Snooze the alarm. Visit the restroom. Shuffle to the kitchen. Turn on the coffee maker. Make breakfast. Make the school lunches. Wake up the kids if they aren’t awake. Plan meals. Get the kids to school. Go to work. Endless laundry. Eat. Bathe. Go to bed. Wake up and start over again.
We are fortunate to have been able to walk our kids to elementary school when they were younger. Remember how painful it is trying to get somewhere on time with a toddler? At the same time, remember how everything is magical to a child who sees it for the first time?
I can remember trying to walk my oldest child to kindergarten with a toddler and a newborn in tow.
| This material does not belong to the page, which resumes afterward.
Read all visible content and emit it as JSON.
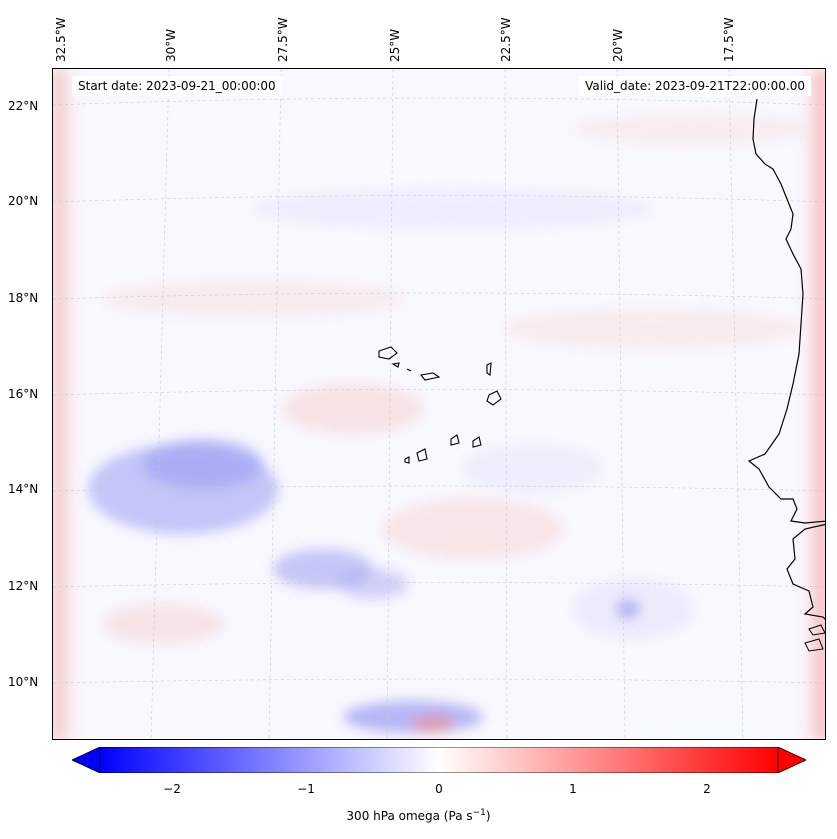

If you have gone on a walk with a young child, you know that you have to stop and touch and talk about every little thing.
If there was a curb, they had to jump off of it.
If there was a puddle, they had to splash in it.
If a car drove by, we had to listen to the engine as it rumbled past us.
If the wind blew the leaves in the trees above, we had to stop and watch the leaves flutter, and listen, and feel the wind on our faces.
If there was a rock, or a leaf, or an acorn, they had to pick it up, assess it, and place it in a pocket for safe keeping.
And if there was a roly-poly bug, we had to stop and watch it walk all the way across the sidewalk until it reached the grass.
Everything was noticed. Everything was magical.
To a child who is just learning about the world, there is so much wonder and awe. I remember my daughter saying around age 5: “Sometimes when I run and the wind is blowing, I feel like I’m running with God.”
I wish we could hold on to that feeling when life becomes adult life, when the wind just annoys you and messes up your hair.
At what point does life beat the wonder out of us? At what point does the feel of the wind become something we don’t even notice?
How about if this week, you try to take a walk around your space and see the world through the eyes of a young child.
Try to slow down and find the wonder that used to be there, that still is there if we can slow down and look for it. And if you have young children, hold on to the magic, even when it’s annoying and slows you down. Because some day the wind will just be the wind for them, too.